As she busied herself with replacing the stranger’s bandages, she looked towards the young spearman who was watching from his perch impassively.
“Look at all this blood, its a miracle he was even able to wake up when he did. Conn, you better not have tickled my patient awake with that stick of yours, did you?”
“Trust me, I did no such thing,” the young man said. “He looked like he was having a bad dream when he suddenly woke up in a panic. I didn’t so much as look at him. Honest.”
“I saw it too,” said Bran, another young warrior only a little older than Conn. Both were garbed and armed identically, with spears, short swords and bows unstrung and resting beside their quivers.
“You should have seen it, Lady Erda,” Bran continued. “The man looked like a cornered wolf. He would have nipped someone’s fingers off if he was close enough. Gods, I can’t even believe he’s still breathing…”
“That one’s bewitched, no mistaking it,” said Nim, Erda’s handmaiden.
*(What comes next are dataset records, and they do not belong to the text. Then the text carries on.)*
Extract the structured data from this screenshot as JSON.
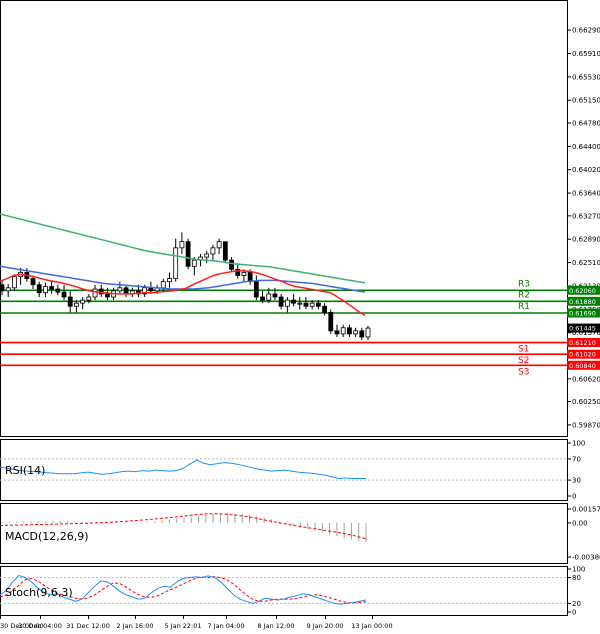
{
  "chart_data": {
    "type": "candlestick",
    "price_panel": {
      "y_ticks": [
        "0.66290",
        "0.65910",
        "0.65530",
        "0.65150",
        "0.64780",
        "0.64400",
        "0.64020",
        "0.63640",
        "0.63270",
        "0.62890",
        "0.62510",
        "0.62130",
        "0.61750",
        "0.61370",
        "0.61000",
        "0.60620",
        "0.60250",
        "0.59870"
      ],
      "ylim": [
        0.5982,
        0.6665
      ],
      "candles": [
        [
          0.6215,
          0.6223,
          0.6198,
          0.6205
        ],
        [
          0.6205,
          0.6216,
          0.6195,
          0.621
        ],
        [
          0.621,
          0.6232,
          0.6205,
          0.6228
        ],
        [
          0.6228,
          0.6242,
          0.6215,
          0.6235
        ],
        [
          0.6235,
          0.6242,
          0.622,
          0.6225
        ],
        [
          0.6225,
          0.623,
          0.6208,
          0.6215
        ],
        [
          0.6215,
          0.622,
          0.6195,
          0.6202
        ],
        [
          0.6202,
          0.6218,
          0.6195,
          0.6212
        ],
        [
          0.6212,
          0.622,
          0.62,
          0.6208
        ],
        [
          0.6208,
          0.6215,
          0.6198,
          0.6203
        ],
        [
          0.6203,
          0.6215,
          0.619,
          0.6195
        ],
        [
          0.6195,
          0.6205,
          0.617,
          0.618
        ],
        [
          0.618,
          0.619,
          0.617,
          0.6185
        ],
        [
          0.6185,
          0.6195,
          0.6175,
          0.619
        ],
        [
          0.619,
          0.62,
          0.6185,
          0.6195
        ],
        [
          0.6195,
          0.6215,
          0.619,
          0.6208
        ],
        [
          0.6208,
          0.6215,
          0.6195,
          0.62
        ],
        [
          0.62,
          0.621,
          0.619,
          0.6195
        ],
        [
          0.6195,
          0.621,
          0.619,
          0.6205
        ],
        [
          0.6205,
          0.622,
          0.62,
          0.621
        ],
        [
          0.621,
          0.6215,
          0.6195,
          0.62
        ],
        [
          0.62,
          0.621,
          0.6195,
          0.6205
        ],
        [
          0.6205,
          0.6215,
          0.6195,
          0.62
        ],
        [
          0.62,
          0.6215,
          0.6195,
          0.621
        ],
        [
          0.621,
          0.622,
          0.62,
          0.6205
        ],
        [
          0.6205,
          0.6215,
          0.62,
          0.621
        ],
        [
          0.621,
          0.6225,
          0.6205,
          0.622
        ],
        [
          0.622,
          0.6235,
          0.621,
          0.6225
        ],
        [
          0.6225,
          0.629,
          0.622,
          0.6275
        ],
        [
          0.6275,
          0.63,
          0.6265,
          0.6285
        ],
        [
          0.6285,
          0.629,
          0.624,
          0.6245
        ],
        [
          0.6245,
          0.626,
          0.623,
          0.6255
        ],
        [
          0.6255,
          0.6265,
          0.6245,
          0.626
        ],
        [
          0.626,
          0.627,
          0.625,
          0.6265
        ],
        [
          0.6265,
          0.628,
          0.6255,
          0.6275
        ],
        [
          0.6275,
          0.629,
          0.6265,
          0.6285
        ],
        [
          0.6285,
          0.6285,
          0.625,
          0.6255
        ],
        [
          0.6255,
          0.626,
          0.6235,
          0.624
        ],
        [
          0.624,
          0.625,
          0.6225,
          0.623
        ],
        [
          0.623,
          0.624,
          0.622,
          0.6235
        ],
        [
          0.6235,
          0.624,
          0.6215,
          0.622
        ],
        [
          0.622,
          0.623,
          0.619,
          0.6195
        ],
        [
          0.6195,
          0.6205,
          0.6185,
          0.619
        ],
        [
          0.619,
          0.621,
          0.6185,
          0.62
        ],
        [
          0.62,
          0.621,
          0.619,
          0.6195
        ],
        [
          0.6195,
          0.62,
          0.6175,
          0.618
        ],
        [
          0.618,
          0.6195,
          0.617,
          0.619
        ],
        [
          0.619,
          0.62,
          0.618,
          0.6185
        ],
        [
          0.6185,
          0.6195,
          0.6175,
          0.6185
        ],
        [
          0.6185,
          0.6195,
          0.6175,
          0.618
        ],
        [
          0.618,
          0.619,
          0.6175,
          0.6185
        ],
        [
          0.6185,
          0.619,
          0.6175,
          0.618
        ],
        [
          0.618,
          0.6185,
          0.6165,
          0.617
        ],
        [
          0.617,
          0.6175,
          0.6135,
          0.614
        ],
        [
          0.614,
          0.615,
          0.613,
          0.6135
        ],
        [
          0.6135,
          0.615,
          0.613,
          0.6145
        ],
        [
          0.6145,
          0.615,
          0.613,
          0.6135
        ],
        [
          0.6135,
          0.6145,
          0.613,
          0.614
        ],
        [
          0.614,
          0.6145,
          0.6125,
          0.613
        ],
        [
          0.613,
          0.6148,
          0.6125,
          0.61445
        ]
      ],
      "ma_green": [
        0.633,
        0.6327,
        0.6324,
        0.6321,
        0.6318,
        0.6315,
        0.6312,
        0.6309,
        0.6306,
        0.6303,
        0.63,
        0.6297,
        0.6294,
        0.6291,
        0.6288,
        0.6285,
        0.6282,
        0.6279,
        0.6276,
        0.6273,
        0.627,
        0.6268,
        0.6266,
        0.6264,
        0.6262,
        0.626,
        0.6258,
        0.6256,
        0.6255,
        0.6254,
        0.6253,
        0.6251,
        0.6249,
        0.6248,
        0.6247,
        0.6246,
        0.6245,
        0.6244,
        0.6242,
        0.624,
        0.6238,
        0.6236,
        0.6234,
        0.6232,
        0.623,
        0.6228,
        0.6226,
        0.6224,
        0.6222,
        0.622,
        0.6218
      ],
      "ma_blue": [
        0.6245,
        0.6243,
        0.6241,
        0.6239,
        0.6237,
        0.6235,
        0.6233,
        0.6231,
        0.6229,
        0.6227,
        0.6225,
        0.6223,
        0.6221,
        0.6219,
        0.6217,
        0.6216,
        0.6215,
        0.6214,
        0.6213,
        0.6212,
        0.6211,
        0.621,
        0.6209,
        0.6208,
        0.6208,
        0.6208,
        0.6208,
        0.6209,
        0.621,
        0.6212,
        0.6214,
        0.6216,
        0.6218,
        0.622,
        0.6221,
        0.6222,
        0.6222,
        0.6222,
        0.6221,
        0.622,
        0.6219,
        0.6218,
        0.6217,
        0.6215,
        0.6213,
        0.6211,
        0.6209,
        0.6207,
        0.6205,
        0.6203
      ],
      "ma_red": [
        0.622,
        0.6225,
        0.623,
        0.6232,
        0.623,
        0.6228,
        0.6225,
        0.6222,
        0.622,
        0.6218,
        0.6215,
        0.6212,
        0.6208,
        0.6205,
        0.6203,
        0.6202,
        0.6201,
        0.62,
        0.62,
        0.62,
        0.6201,
        0.6202,
        0.6202,
        0.6203,
        0.6204,
        0.6205,
        0.6207,
        0.6209,
        0.6215,
        0.622,
        0.6225,
        0.623,
        0.6233,
        0.6235,
        0.6237,
        0.6238,
        0.6237,
        0.6235,
        0.6232,
        0.6228,
        0.6224,
        0.622,
        0.6215,
        0.6212,
        0.621,
        0.6208,
        0.6206,
        0.6204,
        0.6202,
        0.6195,
        0.6188,
        0.618,
        0.6172,
        0.6165
      ],
      "levels": [
        {
          "label": "R3",
          "value": 0.6206,
          "value_text": "0.62060",
          "color": "#008000"
        },
        {
          "label": "R2",
          "value": 0.6188,
          "value_text": "0.61880",
          "color": "#008000"
        },
        {
          "label": "R1",
          "value": 0.6169,
          "value_text": "0.61690",
          "color": "#008000"
        },
        {
          "label": "S1",
          "value": 0.6121,
          "value_text": "0.61210",
          "color": "#ff0000"
        },
        {
          "label": "S2",
          "value": 0.6102,
          "value_text": "0.61020",
          "color": "#ff0000"
        },
        {
          "label": "S3",
          "value": 0.6084,
          "value_text": "0.60840",
          "color": "#ff0000"
        }
      ],
      "current_price": {
        "value": 0.61445,
        "text": "0.61445"
      }
    },
    "rsi_panel": {
      "label": "RSI(14)",
      "levels": [
        "100",
        "70",
        "30",
        "0"
      ],
      "values": [
        55,
        52,
        50,
        48,
        47,
        46,
        45,
        44,
        43,
        42,
        42,
        42,
        44,
        45,
        43,
        41,
        42,
        44,
        46,
        47,
        46,
        48,
        47,
        49,
        48,
        47,
        48,
        52,
        60,
        68,
        62,
        59,
        61,
        63,
        62,
        60,
        57,
        54,
        51,
        49,
        47,
        48,
        49,
        47,
        45,
        44,
        43,
        41,
        39,
        36,
        33,
        34,
        33,
        33,
        33
      ],
      "color": "#1e90ff"
    },
    "macd_panel": {
      "label": "MACD(12,26,9)",
      "levels": [
        "0.00157",
        "0.00",
        "-0.003863"
      ],
      "ylim": [
        -0.003863,
        0.00157
      ],
      "histogram": [
        5e-05,
        0.0001,
        0.00012,
        0.00015,
        0.00018,
        0.0002,
        0.0002,
        0.00022,
        0.0002,
        0.00018,
        0.00015,
        0.00012,
        0.0001,
        8e-05,
        6e-05,
        5e-05,
        4e-05,
        5e-05,
        6e-05,
        0.0001,
        0.00014,
        0.0002,
        0.0003,
        0.0004,
        0.0005,
        0.0006,
        0.0007,
        0.0008,
        0.0009,
        0.001,
        0.00105,
        0.0011,
        0.00105,
        0.001,
        0.0009,
        0.0008,
        0.0006,
        0.0004,
        0.0002,
        -0.0001,
        -0.0003,
        -0.0005,
        -0.0007,
        -0.0009,
        -0.0011,
        -0.0013,
        -0.0015,
        -0.0017,
        -0.0019,
        -0.0021,
        -0.0022
      ],
      "signal": [
        -0.0003,
        -0.00028,
        -0.00026,
        -0.00024,
        -0.00022,
        -0.0002,
        -0.00018,
        -0.00016,
        -0.00014,
        -0.00012,
        -0.0001,
        -8e-05,
        -6e-05,
        -4e-05,
        -2e-05,
        2e-05,
        6e-05,
        0.0001,
        0.00015,
        0.0002,
        0.00026,
        0.00032,
        0.00038,
        0.00045,
        0.00052,
        0.0006,
        0.00068,
        0.00076,
        0.00085,
        0.00094,
        0.001,
        0.00103,
        0.00104,
        0.001,
        0.00094,
        0.00086,
        0.00076,
        0.00064,
        0.0005,
        0.00034,
        0.00018,
        4e-05,
        -0.0001,
        -0.00024,
        -0.00038,
        -0.0005,
        -0.00062,
        -0.00074,
        -0.00086,
        -0.00098,
        -0.0011,
        -0.00125,
        -0.0014,
        -0.0016,
        -0.0018
      ],
      "histogram_color": "#a0a0a0",
      "signal_color": "#ff0000"
    },
    "stoch_panel": {
      "label": "Stoch(9,6,3)",
      "levels": [
        "100",
        "80",
        "20",
        "0"
      ],
      "k": [
        40,
        50,
        70,
        85,
        80,
        70,
        55,
        45,
        40,
        42,
        35,
        30,
        25,
        30,
        45,
        60,
        72,
        70,
        60,
        48,
        40,
        35,
        30,
        32,
        45,
        55,
        60,
        58,
        70,
        78,
        80,
        82,
        80,
        84,
        80,
        70,
        55,
        40,
        30,
        25,
        20,
        25,
        32,
        30,
        28,
        30,
        35,
        38,
        42,
        40,
        35,
        30,
        25,
        20,
        18,
        20,
        22,
        25,
        28
      ],
      "d": [
        35,
        40,
        50,
        62,
        75,
        78,
        72,
        62,
        52,
        44,
        40,
        36,
        32,
        30,
        33,
        40,
        50,
        60,
        68,
        66,
        58,
        48,
        40,
        35,
        34,
        38,
        45,
        52,
        58,
        65,
        72,
        78,
        82,
        80,
        82,
        80,
        75,
        65,
        52,
        40,
        30,
        25,
        25,
        28,
        30,
        30,
        30,
        32,
        35,
        38,
        40,
        38,
        34,
        30,
        25,
        22,
        21,
        22,
        24
      ],
      "k_color": "#1e90ff",
      "d_color": "#ff0000"
    },
    "x_labels": [
      "30 Dec 00:00",
      "30 Dec 04:00",
      "31 Dec 12:00",
      "2 Jan 16:00",
      "5 Jan 22:01",
      "7 Jan 04:00",
      "8 Jan 12:00",
      "9 Jan 20:00",
      "13 Jan 00:00"
    ]
  }
}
“True enough,” Ruadh chimed in a hes sat sharpening his sword. The ageing swordsman was the oldest of Erda’s three bodyguards and a veteran warrior. “If our guest doesn’t have more than his fair share of demons then I’m a fool. Aye, it would displease the gods to just leave the stranger for the crows. But I’ll still be mighty surprised if this doesn’t bring trouble…”
“I know, I’m a little worried too,” Erda said, cleaning her bloodied hands on the grass. “But still, who can say this isn’t a blessing in disguise? We are, after all, here to find warriors at the Moot, and here is one delivered into our hands before we’ve even arrived.”
Ruadh seemed less convinced. He was watching the sleeping vagabond with a critical eye when his whetstone slipped from his hand, blood welling on his thumb where the blade had cut into it. At least he knew his sword was sharp.
“We’ll know this stranger’s quality soon enough. If he lives…”
Erda looked down at her sleeping patient, snoring softly when by all common sense he should be long since dead.
“Aye, he’ll live. You can be sure of that.”